Yes, when I read your first post, it sounded like a panic/anxiety attack to me. They do make you feel like you're going crazy and when they happen to me, I still cry on my husband's shoulders if I have a panic attack, and I've been having this problem on and off for over ten years. The statement you made..."I don't feel so anxious, yet I worry that I am going to have one of these episodes again." is also a classic symptom of panic disorder. After the first episode, that generally feels like it came out of nowhere, you become persistenly fearful it will happen again, and it usually does. If your insurance will pay for a psychiatrist, that is the right person to see. If that doctor doesn't see you for talk therapy, you could also see a psychotherapist who specializes in panic/anxiety disorders.
I know you will get some other responses that will help you too. Keep asking questions when they come to mind...it's the best way to figure out what you personally need to do.

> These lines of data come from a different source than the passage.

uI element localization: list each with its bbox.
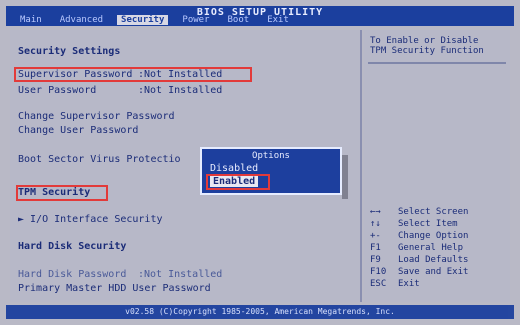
key-row: ESC Exit (370, 278, 504, 290)
key-label: F1 (370, 243, 381, 253)
option-disabled[interactable]: Disabled (210, 163, 258, 174)
help-text-content: To Enable or Disable TPM Security Functi… (370, 36, 484, 56)
primary-master-hdd-user-password[interactable]: Primary Master HDD User Password (18, 283, 211, 294)
key-row: F1 General Help (370, 242, 504, 254)
supervisor-password-label: Supervisor Password (18, 69, 133, 80)
key-row: ↑↓ Select Item (370, 218, 504, 230)
key-label: F9 (370, 255, 381, 265)
popup-shadow (342, 155, 348, 199)
io-interface-security[interactable]: ► I/O Interface Security (18, 214, 163, 225)
key-action: Exit (398, 279, 420, 289)
help-text: To Enable or Disable TPM Security Functi… (370, 36, 502, 56)
key-action: Select Screen (398, 207, 469, 217)
tpm-security-item[interactable]: TPM Security (18, 187, 90, 198)
key-label: ←→ (370, 207, 381, 217)
key-action: Select Item (398, 219, 458, 229)
top-bar: BIOS SETUP UTILITY Main Advanced Securit… (6, 6, 514, 26)
tab-boot[interactable]: Boot (224, 15, 254, 25)
footer-text: v02.58 (C)Copyright 1985-2005, American … (125, 307, 395, 316)
key-label: +- (370, 231, 381, 241)
help-divider (368, 62, 506, 64)
key-label: ↑↓ (370, 219, 381, 229)
tab-advanced[interactable]: Advanced (56, 15, 107, 25)
keys-legend: ←→ Select Screen ↑↓ Select Item +- Chang… (370, 206, 504, 290)
section-heading: Security Settings (18, 46, 121, 57)
hard-disk-password-label: Hard Disk Password (18, 269, 127, 280)
key-label: ESC (370, 279, 387, 289)
tab-power[interactable]: Power (178, 15, 213, 25)
change-supervisor-password[interactable]: Change Supervisor Password (18, 111, 175, 122)
key-row: +- Change Option (370, 230, 504, 242)
change-user-password[interactable]: Change User Password (18, 125, 138, 136)
footer-bar: v02.58 (C)Copyright 1985-2005, American … (6, 305, 514, 319)
user-password-label: User Password (18, 85, 97, 96)
key-row: ←→ Select Screen (370, 206, 504, 218)
key-row: F10 Save and Exit (370, 266, 504, 278)
tab-security[interactable]: Security (117, 15, 169, 25)
options-popup: Options Disabled Enabled (200, 147, 342, 195)
key-action: Load Defaults (398, 255, 469, 265)
boot-sector-virus-protection[interactable]: Boot Sector Virus Protectio (18, 154, 181, 165)
supervisor-password-status: :Not Installed (138, 69, 223, 80)
options-popup-title: Options (252, 151, 290, 161)
tab-exit[interactable]: Exit (263, 15, 293, 25)
bios-screen: BIOS SETUP UTILITY Main Advanced Securit… (0, 0, 520, 325)
key-row: F9 Load Defaults (370, 254, 504, 266)
user-password-status: :Not Installed (138, 85, 223, 96)
key-action: Save and Exit (398, 267, 469, 277)
hard-disk-password-status: :Not Installed (138, 269, 223, 280)
key-action: Change Option (398, 231, 469, 241)
key-label: F10 (370, 267, 387, 277)
key-action: General Help (398, 243, 464, 253)
tab-main[interactable]: Main (16, 15, 46, 25)
hard-disk-security-heading: Hard Disk Security (18, 241, 127, 252)
tab-bar: Main Advanced Security Power Boot Exit (16, 15, 293, 25)
help-panel: To Enable or Disable TPM Security Functi… (364, 30, 510, 302)
highlight-enabled-option (206, 174, 270, 190)
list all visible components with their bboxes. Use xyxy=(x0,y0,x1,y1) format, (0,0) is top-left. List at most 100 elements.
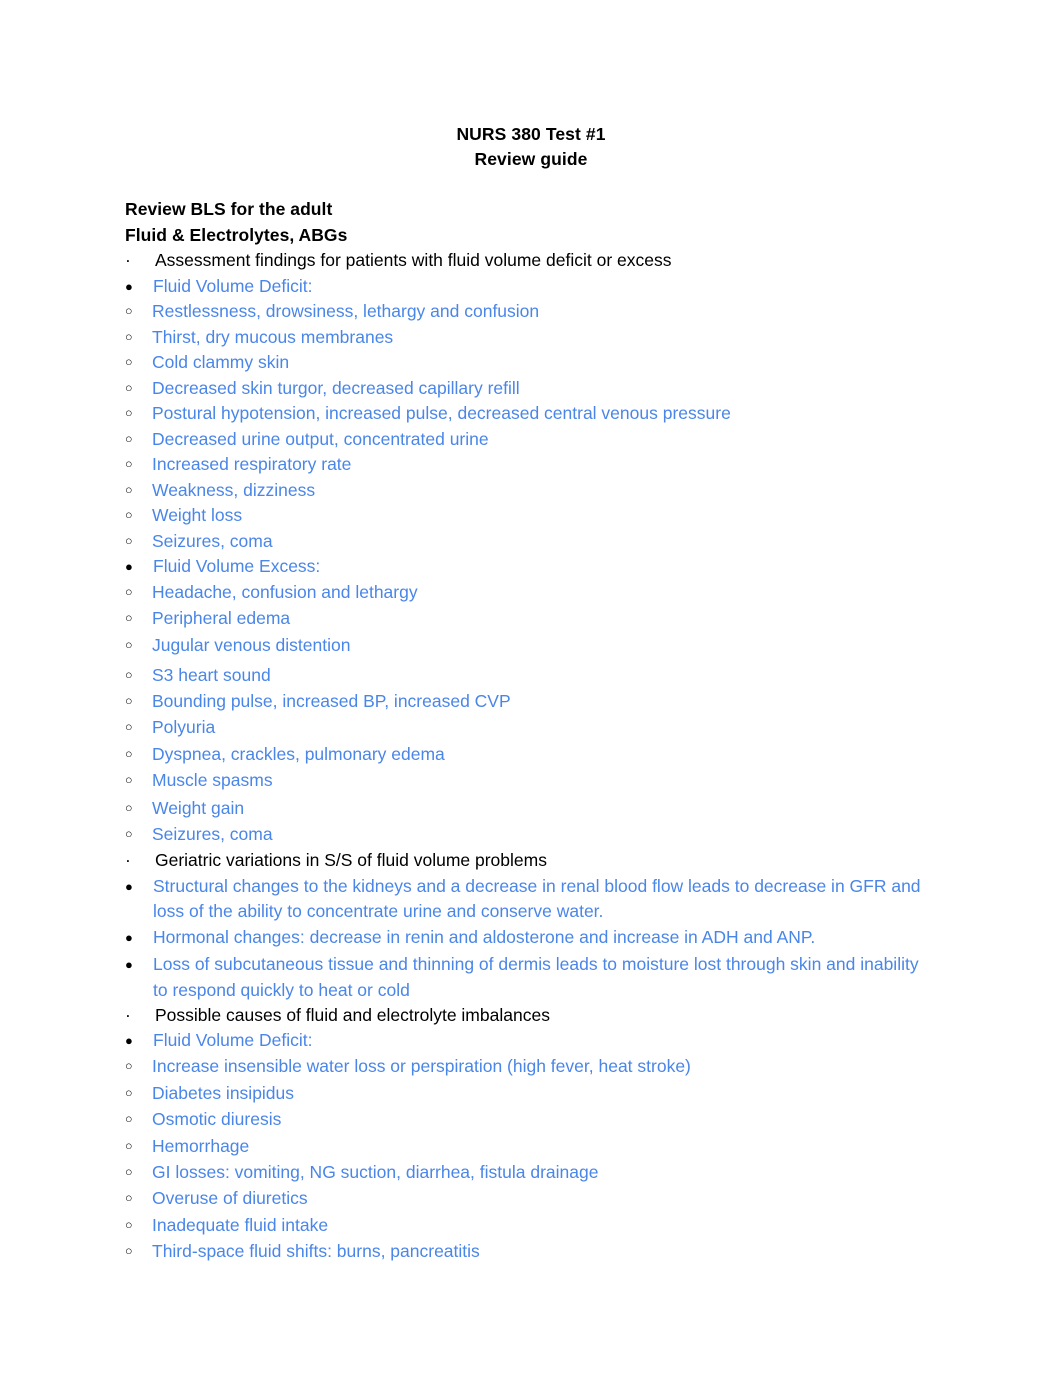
list-item: ○ Osmotic diuresis xyxy=(125,1107,937,1133)
list-item: ● Structural changes to the kidneys and … xyxy=(125,874,937,924)
bullet-circle-icon: ○ xyxy=(125,1244,133,1259)
group-label: Fluid Volume Deficit: xyxy=(153,1030,313,1051)
list-item-label: Increase insensible water loss or perspi… xyxy=(152,1056,691,1077)
list-item: ○ Increased respiratory rate xyxy=(125,452,937,478)
bullet-circle-icon: ○ xyxy=(125,380,133,395)
bullet-circle-icon: ○ xyxy=(125,508,133,522)
bullet-circle-icon: ○ xyxy=(125,827,133,842)
group-label: Fluid Volume Deficit: xyxy=(153,275,313,296)
outline-level-3: ○ Restlessness, drowsiness, lethargy and… xyxy=(125,299,937,554)
list-item: ○ Dyspnea, crackles, pulmonary edema xyxy=(125,742,937,768)
list-item: ○ Muscle spasms xyxy=(125,768,937,794)
list-item: ○ Bounding pulse, increased BP, increase… xyxy=(125,689,937,715)
document-title: NURS 380 Test #1 Review guide xyxy=(125,122,937,172)
list-item-label: Peripheral edema xyxy=(152,608,291,629)
list-item-label: S3 heart sound xyxy=(152,664,271,685)
bullet-circle-icon: ○ xyxy=(125,1164,133,1179)
outline-level-3: ○ Headache, confusion and lethargy ○ Per… xyxy=(125,580,937,848)
topic-geriatric-variations: · Geriatric variations in S/S of fluid v… xyxy=(125,848,937,874)
bullet-circle-icon: ○ xyxy=(125,1191,133,1206)
list-item: ○ Restlessness, drowsiness, lethargy and… xyxy=(125,299,937,325)
list-item-label: Bounding pulse, increased BP, increased … xyxy=(152,691,511,712)
list-item-label: Decreased urine output, concentrated uri… xyxy=(152,428,489,449)
bullet-dot-icon: · xyxy=(125,850,131,871)
list-item-label: Inadequate fluid intake xyxy=(152,1214,329,1235)
list-item-label: Restlessness, drowsiness, lethargy and c… xyxy=(152,301,540,321)
bullet-circle-icon: ○ xyxy=(125,533,133,548)
list-item: ○ Postural hypotension, increased pulse,… xyxy=(125,401,937,427)
bullet-dot-icon: · xyxy=(125,250,131,270)
bullet-circle-icon: ○ xyxy=(125,611,133,626)
list-item-label: Overuse of diuretics xyxy=(152,1188,308,1209)
title-line-1: NURS 380 Test #1 xyxy=(456,124,606,144)
list-item-label: Jugular venous distention xyxy=(152,634,351,655)
bullet-circle-icon: ○ xyxy=(125,746,133,761)
outline-level-2: ● Fluid Volume Deficit: xyxy=(125,1028,937,1054)
bullet-disc-icon: ● xyxy=(125,1033,133,1049)
bullet-disc-icon: ● xyxy=(125,559,133,574)
group-fluid-volume-deficit: ● Fluid Volume Deficit: xyxy=(125,274,937,300)
bullet-circle-icon: ○ xyxy=(125,801,133,816)
list-item: ○ Diabetes insipidus xyxy=(125,1081,937,1107)
bullet-circle-icon: ○ xyxy=(125,329,133,344)
bullet-circle-icon: ○ xyxy=(125,694,133,709)
outline-level-2: ● Fluid Volume Excess: xyxy=(125,554,937,580)
list-item: ○ Increase insensible water loss or pers… xyxy=(125,1054,937,1080)
bullet-circle-icon: ○ xyxy=(125,720,133,735)
outline-level-1: · Assessment findings for patients with … xyxy=(125,248,937,274)
list-item: ○ Third-space fluid shifts: burns, pancr… xyxy=(125,1239,937,1265)
topic-label: Possible causes of fluid and electrolyte… xyxy=(155,1004,550,1025)
list-item: ○ Overuse of diuretics xyxy=(125,1186,937,1212)
list-item: ○ Seizures, coma xyxy=(125,529,937,555)
title-line-2: Review guide xyxy=(474,149,588,169)
list-item: ○ Jugular venous distention xyxy=(125,633,937,659)
document-page: NURS 380 Test #1 Review guide Review BLS… xyxy=(0,0,1062,1377)
bullet-circle-icon: ○ xyxy=(125,1138,133,1153)
bullet-disc-icon: ● xyxy=(125,878,133,894)
list-item-label: Diabetes insipidus xyxy=(152,1082,295,1103)
bullet-dot-icon: · xyxy=(125,1004,131,1025)
bullet-circle-icon: ○ xyxy=(125,585,133,600)
topic-assessment-findings: · Assessment findings for patients with … xyxy=(125,248,937,274)
list-item-label: Postural hypotension, increased pulse, d… xyxy=(152,403,731,423)
outline-level-3: ○ Increase insensible water loss or pers… xyxy=(125,1054,937,1265)
topic-label: Geriatric variations in S/S of fluid vol… xyxy=(155,850,547,871)
group-label: Fluid Volume Excess: xyxy=(153,556,321,576)
bullet-circle-icon: ○ xyxy=(125,1112,133,1127)
list-item: ○ Weakness, dizziness xyxy=(125,478,937,504)
topic-possible-causes: · Possible causes of fluid and electroly… xyxy=(125,1003,937,1029)
bullet-circle-icon: ○ xyxy=(125,482,133,497)
list-item: ○ Peripheral edema xyxy=(125,606,937,632)
list-item-label: Weight loss xyxy=(152,505,243,525)
list-item-label: Seizures, coma xyxy=(152,824,273,845)
title-spacer xyxy=(125,172,937,197)
bullet-circle-icon: ○ xyxy=(125,773,133,788)
list-item: ○ Hemorrhage xyxy=(125,1134,937,1160)
list-item: ○ Seizures, coma xyxy=(125,822,937,848)
list-item-label: Thirst, dry mucous membranes xyxy=(152,326,394,347)
list-item-label: Dyspnea, crackles, pulmonary edema xyxy=(152,743,445,764)
heading-review-bls: Review BLS for the adult xyxy=(125,199,333,219)
list-item-label: Headache, confusion and lethargy xyxy=(152,582,418,603)
bullet-circle-icon: ○ xyxy=(125,637,133,652)
list-item: ○ GI losses: vomiting, NG suction, diarr… xyxy=(125,1160,937,1186)
list-item-label: Increased respiratory rate xyxy=(152,454,352,474)
list-item: ○ Cold clammy skin xyxy=(125,350,937,376)
bullet-circle-icon: ○ xyxy=(125,1217,133,1232)
list-item-label: Hormonal changes: decrease in renin and … xyxy=(153,927,816,948)
outline-level-2: ● Structural changes to the kidneys and … xyxy=(125,874,937,1003)
list-item: ○ Thirst, dry mucous membranes xyxy=(125,325,937,351)
list-item-label: Muscle spasms xyxy=(152,770,273,791)
list-item: ○ S3 heart sound xyxy=(125,663,937,689)
list-item-label: Weakness, dizziness xyxy=(152,479,316,500)
bullet-circle-icon: ○ xyxy=(125,406,133,420)
bullet-circle-icon: ○ xyxy=(125,457,133,471)
list-item: ○ Weight loss xyxy=(125,503,937,529)
bullet-circle-icon: ○ xyxy=(125,1059,133,1074)
bullet-circle-icon: ○ xyxy=(125,355,133,369)
list-item-label: Structural changes to the kidneys and a … xyxy=(153,875,921,921)
list-item-label: Hemorrhage xyxy=(152,1135,250,1156)
group-fluid-volume-excess: ● Fluid Volume Excess: xyxy=(125,554,937,580)
list-item: ○ Weight gain xyxy=(125,796,937,822)
bullet-circle-icon: ○ xyxy=(125,1085,133,1100)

I experienced the same thing when I started Celexa. I never experienced panic attacks until after I started medication. So right now I am on 5mg of Lexapro which is just enough to keep them under control.
You might have experienced the panic attacks eventually or the medication merely took what was already there and made it worse. My doctor gave me Ativan to take while I adjusted to the Lexapro. I do believe there is a connection between the panic attacks and meds.
I experienced the same thing when I started Celexa. I never experienced panic attacks until after I started medication. So right now I am on 5mg of Lexapro which is just enough to keep them under control.
You might have experienced the panic attacks eventually or the medication merely took what was already there and made it worse. My doctor gave me Ativan to take while I adjusted to the Lexapro. I do believe there is a connection between the panic attacks and meds.
I had a good day yesterday. I was feeling all of a sudden low and a little nervous a few minutes ago, and then started worrying about myself. Is this the anxiety or am I deppressed. I don't think I am deppressed. I can be perfectly fine and then I just get really a low feeling and then I feel like I need to call a doctor or tell someone how I am feeling. It then makes me feel unsure of what is going on. I don't get the breathing hard or the heart palpitations or anything like that. It is just a feeling that sets in. Is this anxiety?